Pour conclure sur les difficultés des enfants avec TSL, il est important de préciser que si les différents domaines langagiers (phonologie, lexique, morphosyntaxe, pragmatique) renvoient à des habiletés cognitives distinctes, ils interagissent entre eux. Ainsi, de bonnes performances dans un des domaines permet d’améliorer les performances dans un autre ; par exemple, les connaissances grammaticales peuvent aider l'apprentissage de nouveaux mots par un raisonnement déductif basé sur la syntaxe de la phrase contenant le mot nouveau (Leclercq & Maillart, 2014). Cela est à prendre en compte dans ce que nous venons de voir.

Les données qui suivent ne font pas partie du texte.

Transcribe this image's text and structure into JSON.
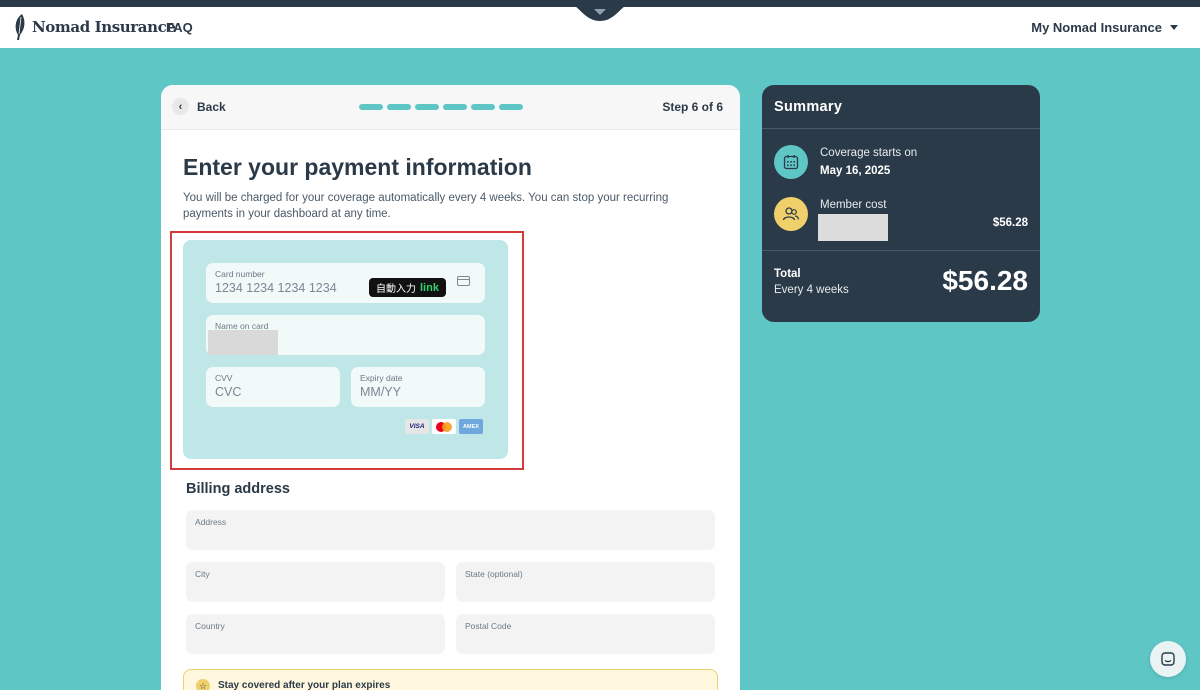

Effectivement, si les TSL ont un déficit grammatical primaire comme le proposent Van der Lely & al. (1998), ce déficit va alors influencer négativement le développement des autres capacités langagières, de même que l’évolution des autres domaines langagiers va pouvoir influencer positivement le développement des habiletés grammaticales. Cela pourrait expliquer, en partie, l'hétérogénéité des profils phénotypiques retrouvés dans les TSL.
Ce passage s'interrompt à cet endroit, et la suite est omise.